Mireille Roddier and Keith Mitnick, associate professors of architecture and founders of the collaborative design practice Mitnick Roddier, are the recipients of the 2021–2022 Arnold W. Brunner/Frances Barker Tracy/Katherine Edwards Gordon Rome Prize in Architecture.
Awarded annually by the American Academy in Rome, the Rome Prize is a highly competitive award that supports advanced independent work and research in the arts and humanities. Rome Prize winners are selected by independent juries of distinguished artists and scholars. This year, the Rome Prize Competition received 874 applications representing 46 U.S. states and 22 countries. Thirty-five American and five Italian artists and scholars were awarded the prize — described by the American Academy as the gift of “time and space to think and work” — which includes a stipend, workspace, and room and board at the Academy’s 11-acre campus in Rome, starting in September 2021.
Roddier and Mitnick’s project, “Six Architectures in Search of an Author,” will stage six buildings into a composite and multi-layered architectural reconstruction of Rome that takes artistic license in the creative representation of existing buildings in order to present new and contemporary views of the city.
From the project proposal:
Films like Paris, je t’aime (2006) and Jim Jarmusch’s Night on Earth (1991) present new experiences of familiar cities by portraying them through the experiential lens of a diverse set of characters. Such films challenge our conventional views of places by overlaying them with fictitious narratives that, in different ways, transform how we experience them in life. In "Six Architectures in Search of an Author," we will create a collection of visual stories through a variety of forms and points of view, our stories will eschew the traditional narratives generally used to depict historical works of architecture to reveal new ways of seeing them in relation to the contemporary city. With architectural models and drawings, we will overlay divergent views and “gazes” to create multi-layered architectural reconstructions of Rome that, like Capriccio paintings, present new versions of la Città Eterna.
Roddier, a former Sanders Fellow at Taubman College, holds a joint appointment with U-M’s women’s studies department, and a faculty affiliation at the Institute for Research on Women & Gender. Her research focuses on urban representation through the lens of class and gender. Since exploring the architecture of working-class women’s civic spaces in Lavoirs: Washhouses of Rural France (New York: Princeton Architectural Press, 2003), she has studied the traces of modernization and its discontent onto the contemporary city, with a heavy focus on Paris and Detroit. Borrowing criticism developed in other fields (theatre, film, photography, ethnography), and informed by interdisciplinary fellowships, her work currently centers on the relationship between urban narratives, the production of the public realm, belonging, and appropriation.

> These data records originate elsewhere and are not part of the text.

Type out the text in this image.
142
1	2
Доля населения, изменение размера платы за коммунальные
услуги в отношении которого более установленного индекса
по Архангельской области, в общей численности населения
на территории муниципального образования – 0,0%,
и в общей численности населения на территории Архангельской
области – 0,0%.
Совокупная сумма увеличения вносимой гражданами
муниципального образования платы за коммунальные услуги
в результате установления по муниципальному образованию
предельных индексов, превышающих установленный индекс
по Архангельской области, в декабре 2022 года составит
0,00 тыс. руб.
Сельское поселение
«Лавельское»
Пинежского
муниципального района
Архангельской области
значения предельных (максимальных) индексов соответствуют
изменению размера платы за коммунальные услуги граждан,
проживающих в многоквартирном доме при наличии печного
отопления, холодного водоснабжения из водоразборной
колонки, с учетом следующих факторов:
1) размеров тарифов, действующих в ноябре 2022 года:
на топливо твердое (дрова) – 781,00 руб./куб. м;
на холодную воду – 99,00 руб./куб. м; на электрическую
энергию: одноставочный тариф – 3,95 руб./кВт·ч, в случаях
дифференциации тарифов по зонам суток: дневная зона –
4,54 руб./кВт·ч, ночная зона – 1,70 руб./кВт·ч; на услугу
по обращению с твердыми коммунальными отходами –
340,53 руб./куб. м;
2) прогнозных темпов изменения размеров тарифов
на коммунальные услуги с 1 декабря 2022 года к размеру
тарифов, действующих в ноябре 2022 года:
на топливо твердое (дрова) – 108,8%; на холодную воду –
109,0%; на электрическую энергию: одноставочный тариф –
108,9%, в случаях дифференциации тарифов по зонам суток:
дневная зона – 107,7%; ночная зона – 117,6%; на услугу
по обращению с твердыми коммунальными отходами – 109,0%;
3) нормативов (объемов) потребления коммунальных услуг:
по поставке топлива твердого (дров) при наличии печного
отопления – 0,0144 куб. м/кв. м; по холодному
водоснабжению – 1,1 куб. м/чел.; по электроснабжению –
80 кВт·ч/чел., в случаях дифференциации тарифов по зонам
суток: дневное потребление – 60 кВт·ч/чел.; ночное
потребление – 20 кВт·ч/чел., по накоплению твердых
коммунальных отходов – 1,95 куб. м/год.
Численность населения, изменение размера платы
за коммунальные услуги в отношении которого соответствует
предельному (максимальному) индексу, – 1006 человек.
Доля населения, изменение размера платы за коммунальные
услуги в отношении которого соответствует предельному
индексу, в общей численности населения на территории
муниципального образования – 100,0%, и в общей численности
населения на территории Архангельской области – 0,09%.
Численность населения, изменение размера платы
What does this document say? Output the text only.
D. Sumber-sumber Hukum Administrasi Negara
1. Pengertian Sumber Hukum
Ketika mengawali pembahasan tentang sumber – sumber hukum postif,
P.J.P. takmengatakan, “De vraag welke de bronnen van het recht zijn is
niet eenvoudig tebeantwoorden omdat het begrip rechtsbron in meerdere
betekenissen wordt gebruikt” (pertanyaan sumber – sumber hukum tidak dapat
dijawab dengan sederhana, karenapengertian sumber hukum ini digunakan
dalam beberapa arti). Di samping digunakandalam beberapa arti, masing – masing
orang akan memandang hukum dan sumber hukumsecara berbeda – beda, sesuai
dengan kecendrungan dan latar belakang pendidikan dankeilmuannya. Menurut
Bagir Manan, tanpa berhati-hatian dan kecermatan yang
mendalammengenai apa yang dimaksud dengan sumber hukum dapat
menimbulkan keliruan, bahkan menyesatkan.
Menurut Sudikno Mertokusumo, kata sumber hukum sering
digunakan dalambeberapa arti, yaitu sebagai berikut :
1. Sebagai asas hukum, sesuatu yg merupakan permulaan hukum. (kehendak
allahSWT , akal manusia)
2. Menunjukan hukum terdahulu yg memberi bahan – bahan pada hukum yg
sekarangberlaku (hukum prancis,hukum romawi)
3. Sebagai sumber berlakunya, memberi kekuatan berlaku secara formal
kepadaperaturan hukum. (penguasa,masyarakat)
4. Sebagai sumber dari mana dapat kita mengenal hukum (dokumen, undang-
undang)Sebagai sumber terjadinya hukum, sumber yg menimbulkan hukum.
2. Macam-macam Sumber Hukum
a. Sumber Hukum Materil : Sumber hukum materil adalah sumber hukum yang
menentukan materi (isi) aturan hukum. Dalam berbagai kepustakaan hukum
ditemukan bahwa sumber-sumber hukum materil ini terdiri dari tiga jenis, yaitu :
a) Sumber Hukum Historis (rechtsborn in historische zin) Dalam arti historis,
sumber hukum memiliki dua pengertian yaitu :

Mitnick, a former Sanders Fellow at Taubman College, previously received two Graham Foundation grants and the Burnham Prize Fellowship to the American Academy in Rome. His first book, Artificial Light, was published by Princeton Architectural Press in 2008, and he is currently working on his second book, Rainy Sea, a novel that uses fiction writing to contemplate spatial concepts and architectural ideas. His essays and creative work have appeared in such publications as LOG, Praxis, Thresholds, and Harvard Design Magazine.
The work of Mitnick Roddier has been featured as part of the Emerging Practices series in Architectural Record as well as the On the Boards series in Architecture Magazine, and has been exhibited in Chicago, Boston, San Francisco, New York, Los Angeles, and Paris. The firm has received numerous awards including the 2004 Young Architects Forum award from the Architectural League of New York, The Unbuilt Architecture award from the Boston Society of Architects, and the ACSA Faculty Design Award. Mitnick Roddier was among ten international firms selected to receive the 2005 Architectural Record Design Vanguard award. Their Split/View pavilion is on permanent exhibition on the grounds of the Philbrook Museum in Tulsa, Oklahoma, and was included in the publication XS Green: Big Ideas, Small Buildings.